The financially struggling Philadelphia Orchestra board has decided to seek bankruptcy protection in the federal courts.
The board voted overwhelmingly to file, with the only opposition from the five members who are on the player’s committee.
While Philadelphia Orchestra board mulled whether to seek bankruptcy protection, a string quartet played Samuel Barber’s Adagio for Strings in the lobby of Morgan Lewis and Bockius law offices on Market Street.
The musicians, of the Wister Quartet, played to show their opposition to the bankruptcy opposition, while the board met elsewhere in the building. Musicians say bankruptcy could seriously damage fund-raising.

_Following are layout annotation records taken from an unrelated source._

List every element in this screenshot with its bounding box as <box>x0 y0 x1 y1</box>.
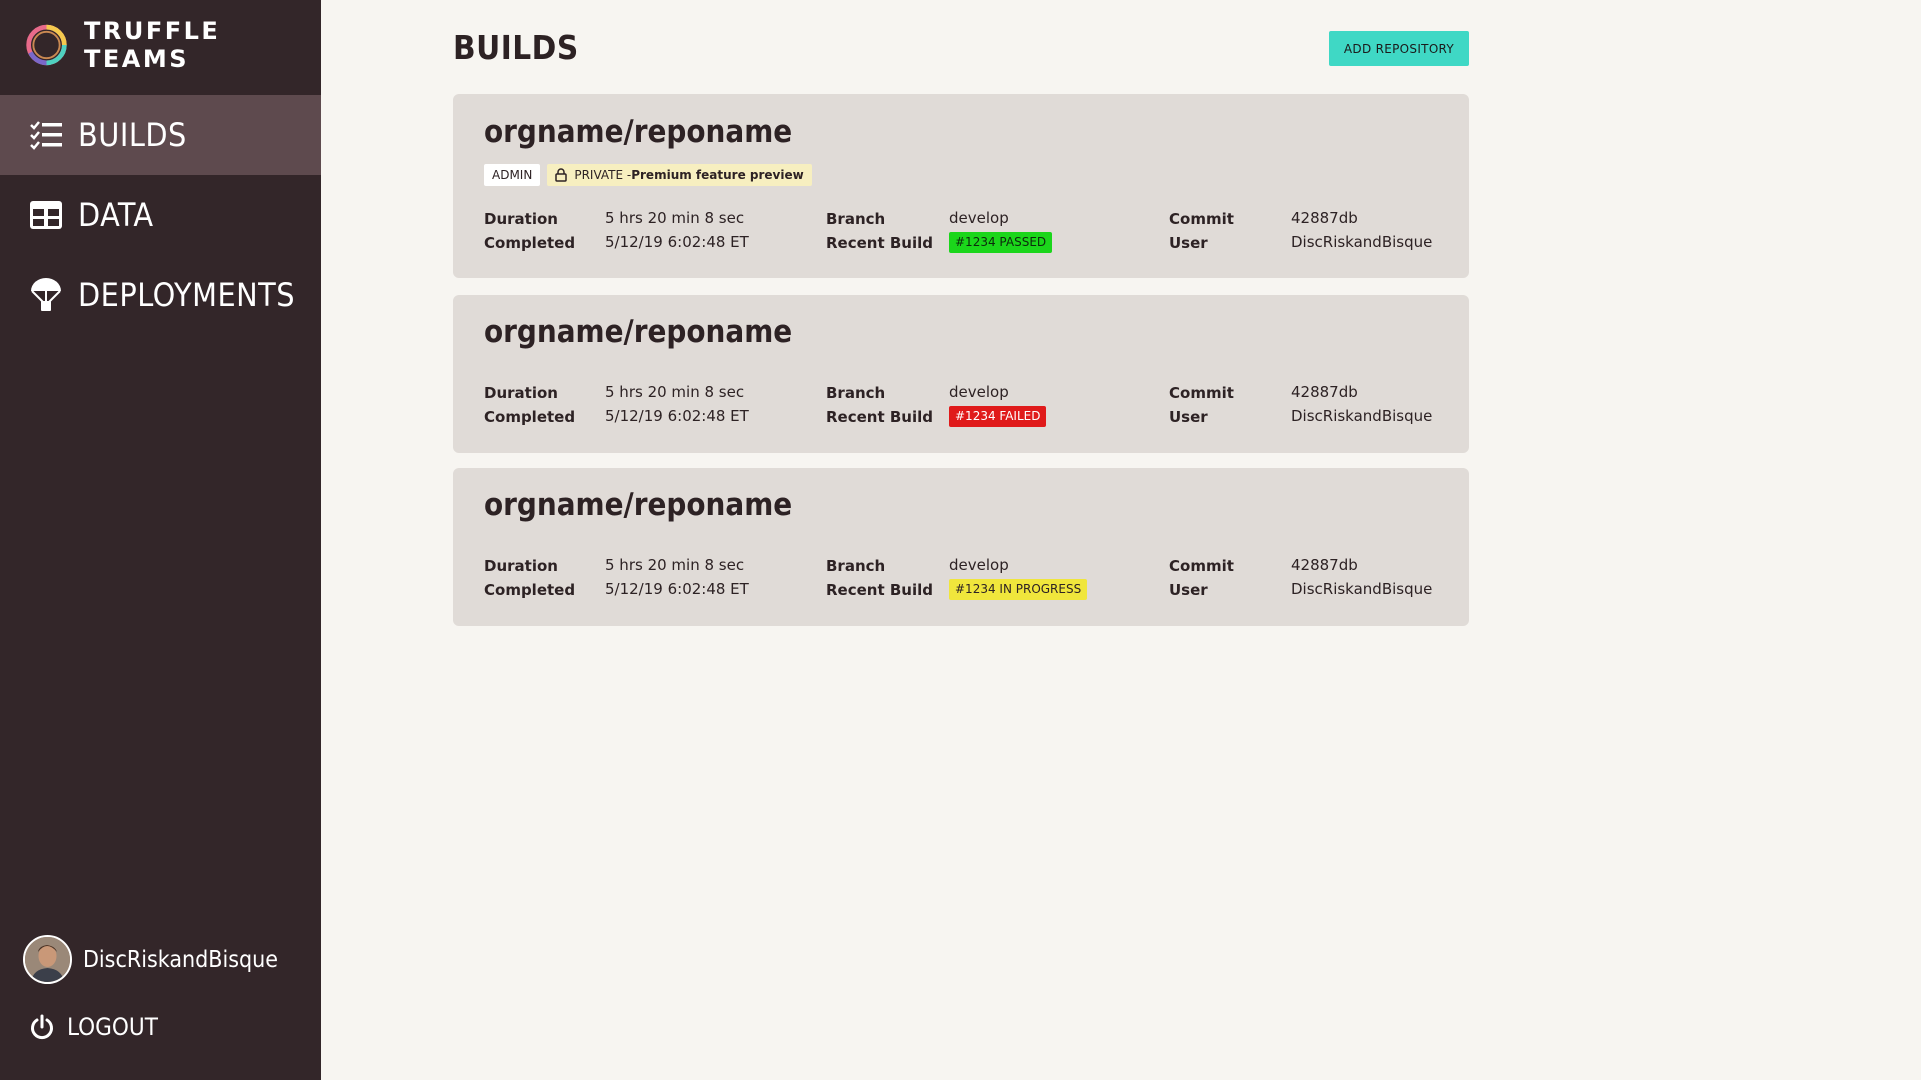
repo-name[interactable]: orgname/reponame <box>484 487 792 523</box>
branch-value: develop <box>949 556 1009 574</box>
page-title: BUILDS <box>453 28 579 67</box>
sidebar: TRUFFLE TEAMS BUILDS DATA DEPLOYMENTS Di… <box>0 0 321 1080</box>
add-repository-button[interactable]: ADD REPOSITORY <box>1329 31 1469 66</box>
logout-button[interactable]: LOGOUT <box>29 1013 158 1041</box>
data-table-icon <box>28 197 64 233</box>
sidebar-item-label: DEPLOYMENTS <box>78 276 296 314</box>
lock-icon <box>555 168 568 182</box>
sidebar-item-builds[interactable]: BUILDS <box>0 95 321 175</box>
completed-label: Completed <box>484 408 576 426</box>
commit-value[interactable]: 42887db <box>1291 383 1358 401</box>
recent-build-label: Recent Build <box>826 408 933 426</box>
build-card[interactable]: orgname/reponame Duration Completed 5 hr… <box>453 295 1469 453</box>
user-value: DiscRiskandBisque <box>1291 580 1433 598</box>
build-card[interactable]: orgname/reponame ADMIN PRIVATE - Premium… <box>453 94 1469 278</box>
sidebar-item-deployments[interactable]: DEPLOYMENTS <box>0 255 321 335</box>
brand-name: TRUFFLE TEAMS <box>83 17 221 73</box>
completed-value: 5/12/19 6:02:48 ET <box>605 580 749 598</box>
commit-label: Commit <box>1169 210 1234 228</box>
recent-build-label: Recent Build <box>826 234 933 252</box>
user-value: DiscRiskandBisque <box>1291 233 1433 251</box>
truffle-logo-icon <box>26 24 67 66</box>
completed-value: 5/12/19 6:02:48 ET <box>605 407 749 425</box>
branch-label: Branch <box>826 384 886 402</box>
repo-name[interactable]: orgname/reponame <box>484 114 792 150</box>
sidebar-item-data[interactable]: DATA <box>0 175 321 255</box>
branch-label: Branch <box>826 557 886 575</box>
completed-value: 5/12/19 6:02:48 ET <box>605 233 749 251</box>
completed-label: Completed <box>484 581 576 599</box>
private-label: PRIVATE - <box>574 168 632 182</box>
admin-badge: ADMIN <box>484 164 541 186</box>
duration-value: 5 hrs 20 min 8 sec <box>605 556 745 574</box>
status-badge-failed[interactable]: #1234 FAILED <box>949 406 1047 427</box>
duration-value: 5 hrs 20 min 8 sec <box>605 209 745 227</box>
private-badge: PRIVATE - Premium feature preview <box>547 164 812 186</box>
duration-value: 5 hrs 20 min 8 sec <box>605 383 745 401</box>
username: DiscRiskandBisque <box>83 946 278 973</box>
user-profile[interactable]: DiscRiskandBisque <box>23 935 278 984</box>
completed-label: Completed <box>484 234 576 252</box>
status-badge-in-progress[interactable]: #1234 IN PROGRESS <box>949 579 1088 600</box>
repo-name[interactable]: orgname/reponame <box>484 314 792 350</box>
premium-preview-label: Premium feature preview <box>631 168 804 182</box>
recent-build-label: Recent Build <box>826 581 933 599</box>
builds-list-icon <box>28 117 64 153</box>
user-label: User <box>1169 234 1208 252</box>
user-value: DiscRiskandBisque <box>1291 407 1433 425</box>
branch-label: Branch <box>826 210 886 228</box>
sidebar-nav: BUILDS DATA DEPLOYMENTS <box>0 95 321 335</box>
logout-label: LOGOUT <box>67 1013 158 1041</box>
repo-tags: ADMIN PRIVATE - Premium feature preview <box>484 164 819 186</box>
power-icon <box>31 1014 53 1040</box>
duration-label: Duration <box>484 210 558 228</box>
sidebar-item-label: BUILDS <box>78 116 187 154</box>
brand[interactable]: TRUFFLE TEAMS <box>23 17 321 73</box>
commit-value[interactable]: 42887db <box>1291 556 1358 574</box>
status-badge-passed[interactable]: #1234 PASSED <box>949 232 1053 253</box>
branch-value: develop <box>949 209 1009 227</box>
duration-label: Duration <box>484 557 558 575</box>
user-label: User <box>1169 408 1208 426</box>
duration-label: Duration <box>484 384 558 402</box>
build-card[interactable]: orgname/reponame Duration Completed 5 hr… <box>453 468 1469 626</box>
commit-label: Commit <box>1169 557 1234 575</box>
commit-value[interactable]: 42887db <box>1291 209 1358 227</box>
sidebar-item-label: DATA <box>78 196 154 234</box>
avatar <box>23 935 72 984</box>
user-label: User <box>1169 581 1208 599</box>
commit-label: Commit <box>1169 384 1234 402</box>
branch-value: develop <box>949 383 1009 401</box>
parachute-icon <box>28 277 64 313</box>
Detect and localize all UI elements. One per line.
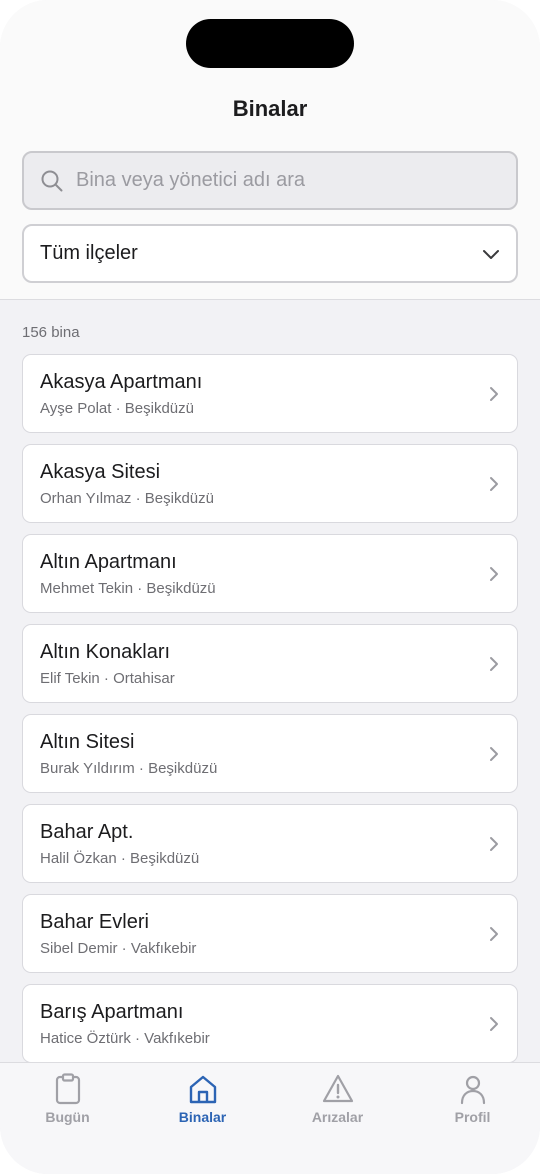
building-name: Bahar Apt. — [40, 821, 134, 843]
building-manager: Elif Tekin · Ortahisar — [40, 670, 175, 687]
building-name: Altın Sitesi — [40, 731, 135, 753]
search-icon — [41, 170, 63, 191]
building-name: Bahar Evleri — [40, 911, 149, 933]
tab-label: Arızalar — [311, 1109, 364, 1125]
chevron-down-icon — [483, 249, 499, 259]
building-manager: Mehmet Tekin · Beşikdüzü — [40, 580, 216, 597]
tab-label: Binalar — [178, 1109, 227, 1125]
home-icon — [189, 1075, 216, 1104]
chevron-right-icon — [490, 926, 498, 941]
list-item[interactable]: Bahar Evleri Sibel Demir · Vakfıkebir — [22, 894, 518, 973]
building-manager: Ayşe Polat · Beşikdüzü — [40, 400, 194, 417]
building-manager: Orhan Yılmaz · Beşikdüzü — [40, 490, 214, 507]
building-manager: Sibel Demir · Vakfıkebir — [40, 940, 197, 957]
building-manager: Burak Yıldırım · Beşikdüzü — [40, 760, 218, 777]
list-item[interactable]: Altın Apartmanı Mehmet Tekin · Beşikdüzü — [22, 534, 518, 613]
tab-profile[interactable]: Profil — [405, 1063, 540, 1174]
chevron-right-icon — [490, 656, 498, 671]
tab-label: Profil — [454, 1109, 491, 1125]
building-name: Altın Konakları — [40, 641, 171, 663]
building-manager: Hatice Öztürk · Vakfıkebir — [40, 1030, 210, 1047]
chevron-right-icon — [490, 386, 498, 401]
building-name: Akasya Apartmanı — [40, 371, 203, 393]
building-count: 156 bina — [22, 324, 80, 341]
chevron-right-icon — [490, 836, 498, 851]
list-item[interactable]: Altın Konakları Elif Tekin · Ortahisar — [22, 624, 518, 703]
chevron-right-icon — [490, 476, 498, 491]
building-name: Akasya Sitesi — [40, 461, 161, 483]
phone-screen: Binalar Tüm ilçeler 156 bina Akasya Apar… — [0, 0, 540, 1174]
building-list: Akasya Apartmanı Ayşe Polat · Beşikdüzü … — [22, 354, 518, 1074]
chevron-right-icon — [490, 1016, 498, 1031]
list-item[interactable]: Barış Apartmanı Hatice Öztürk · Vakfıkeb… — [22, 984, 518, 1063]
search-box[interactable] — [22, 151, 518, 210]
list-item[interactable]: Bahar Apt. Halil Özkan · Beşikdüzü — [22, 804, 518, 883]
person-icon — [460, 1075, 485, 1105]
tab-faults[interactable]: Arızalar — [270, 1063, 405, 1174]
page-title: Binalar — [232, 96, 308, 121]
list-item[interactable]: Altın Sitesi Burak Yıldırım · Beşikdüzü — [22, 714, 518, 793]
list-item[interactable]: Akasya Sitesi Orhan Yılmaz · Beşikdüzü — [22, 444, 518, 523]
top-header: Binalar Tüm ilçeler — [0, 0, 540, 300]
search-input[interactable] — [76, 169, 496, 192]
building-manager: Halil Özkan · Beşikdüzü — [40, 850, 200, 867]
district-select-value: Tüm ilçeler — [40, 242, 138, 264]
tab-bar: Bugün Binalar Arızalar Profil — [0, 1062, 540, 1174]
clipboard-icon — [55, 1073, 80, 1105]
district-select[interactable]: Tüm ilçeler — [22, 224, 518, 283]
list-item[interactable]: Akasya Apartmanı Ayşe Polat · Beşikdüzü — [22, 354, 518, 433]
tab-label: Bugün — [45, 1109, 90, 1125]
warning-icon — [322, 1074, 353, 1103]
building-name: Altın Apartmanı — [40, 551, 177, 573]
dynamic-island — [186, 19, 354, 68]
tab-today[interactable]: Bugün — [0, 1063, 135, 1174]
chevron-right-icon — [490, 566, 498, 581]
chevron-right-icon — [490, 746, 498, 761]
tab-buildings[interactable]: Binalar — [135, 1063, 270, 1174]
building-name: Barış Apartmanı — [40, 1001, 184, 1023]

A shrinking endowment and looming raises prompted the board to seek Chapter 11 protection.
The musicians are overdue for a new contract; it’s been almost four years since their last negotiation. With bankruptcy protection, the orchestra may be able to avoid pension benefits.
Bankruptcy does not mean the orchestra will cease to perform. There are many options both legal and administrative before a shutdown would occur.
However, when the San Diego Symphony filed Chapter 11 in 1998, it didn’t sound a note for two years.
Mere hours after the decision to file for bankruptcy was announced, the players are scheduled to perform Mahler’s Symphony #4.
“The orchestra will go there in spite of feeling emotionally shocked or drained,” said John Koen, cellist and chair of the player’s committee. “We will perform at our higest level. We do it for our audience.”
A musician’s strike is possible, but not inevitable.